Designing for enterprise scale with Node.js
When setting out to build large data driven pages in Node.js there are a lot of things to consider, such as scaling and maintenance. In this article I will break down the thought process utilized on a Fortune 40 eCommerce website.
The first step should be to decide how many Node applications will serve the desired pages. My ideal solution would be a single application focuses on rendering a set of similar pages. Let’s take for example product browsing, we could break it down into product search and listing as one application, and product details into another. This would allow a team for each application to develop with minimal conflict and scale each area of the site separately as needed.
The second step would be to identify what type of data will be used for display, and how to best cache the results. For the sake of this design I will refer to Edge Server Includes (ESIs) much like Akamai offers; these will allow you to cache HTML fragments separate of the main page. You’ll also want to cache the raw data from your services somewhere, I’d suggest Redis or Memcached. Doing so will prevent your node applications from hitting your services more than necessary, increasing response time.
Lets break down a Product Detail page from a major retailer.
Starting with the Header and Footer of the page, these should be ESI’s that are cached for a long duration and re-used globally across the site, usually not unique to any one page.
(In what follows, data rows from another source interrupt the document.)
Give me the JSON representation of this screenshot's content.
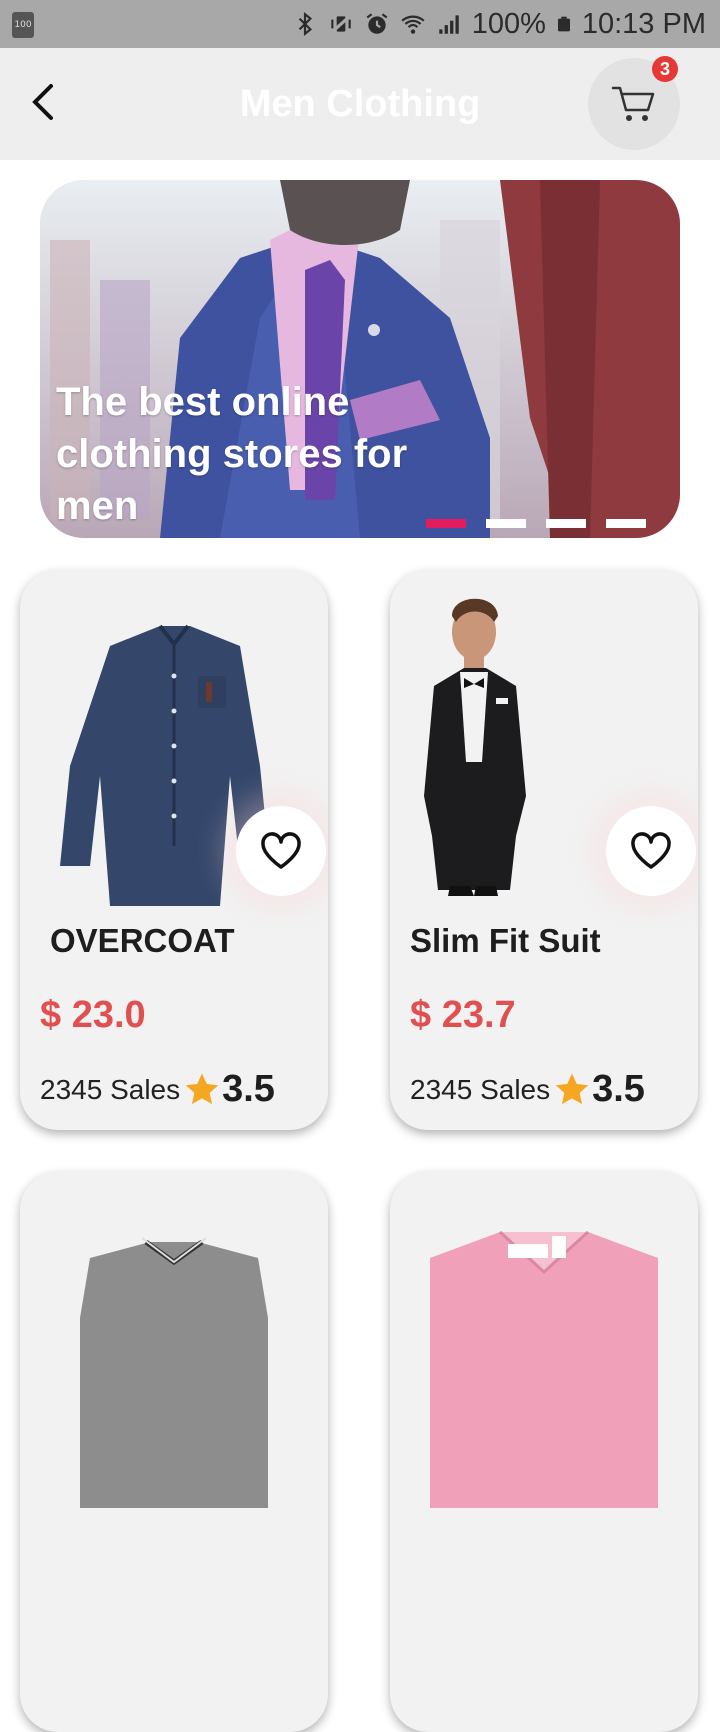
{
  "status_bar": {
    "battery_icon_label": "100",
    "battery": "100%",
    "time": "10:13 PM",
    "icons": [
      "bluetooth-icon",
      "vibrate-icon",
      "alarm-icon",
      "wifi-icon",
      "signal-icon",
      "battery-icon"
    ]
  },
  "app_bar": {
    "title": "Men Clothing",
    "cart_count": "3",
    "back_icon": "chevron-left-icon",
    "cart_icon": "shopping-cart-icon"
  },
  "banner": {
    "text": "The best online clothing stores for men",
    "slides": 4,
    "active_slide": 1
  },
  "products": [
    {
      "name": "OVERCOAT",
      "price": "$ 23.0",
      "sales": "2345 Sales",
      "rating": "3.5",
      "image": "denim-shirt"
    },
    {
      "name": "Slim Fit Suit",
      "price": "$ 23.7",
      "sales": "2345 Sales",
      "rating": "3.5",
      "image": "man-in-black-suit"
    },
    {
      "name": "",
      "price": "",
      "sales": "",
      "rating": "",
      "image": "grey-polo-shirt"
    },
    {
      "name": "",
      "price": "",
      "sales": "",
      "rating": "",
      "image": "pink-dress-shirt"
    }
  ],
  "colors": {
    "accent": "#e31c5f",
    "price": "#e05050",
    "star": "#f5a623",
    "badge": "#e53935"
  }
}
Next we have the product pricing area, often this data is short lived due to price changes throughout the day or unique to a retail store location. This is another opportunity for ESIs, however set to a shorter cache duration such as 15 minutes.
Following the pricing area we have the product availability section, the data in this area impacts the customers ability to add the product to their cart, as well as message the customer what options they have for fulfillment. Again, this data is more time sensitive and should be cached for a short period.
Now when we look at the general product information across the rest of the page, its not likely to be time sensitive. This is where we can cache the rest of the page for a longer period of time, such as a day or whatever cadence product content would be updated. There are some areas of the page that would could likely defer from initial page load, such as Customer Reviews content.
This content is likely updated more frequently, and since its further down the page could be hidden behind a call to action like an accordion. That would allow you to make an asynchronous call on the front end to get the content when the user interacts, otherwise never loading it if the user doesn’t. This would save on initial page size and loading time.
Another area on the page is recommended products based on the current product, this could be treated in a similar fashion, perhaps even displaying the content on page scroll instead of a call to action.
While I covered a few examples of content on the page that could be fragmented or deferred after initial page load, there may be lots of other opportunities based on the full breadth of content displayed on any given products page.
Designing API call flows
After solving for the content caching, the next area to focus on would be the flow of API calls each fragment and page consumes. Take for instance the detail page, there’s likely calls for product information, pricing, availability, review content, and product recommendations. While these calls would traditionally be made one after the other in a Java platform, Node’s best feature is the asynchronous event driven model. This allows you to call all the services in parallel and begin rendering the page as soon as all of them completed, rather than waiting on each call to make the next. Combined with a micro-services model this would allow for the fastest possible page response times, as well as flexibility to scale where needed.
I hope this gives some insight into the thought process of designing an architecture with Node to serve millions of visitors a day.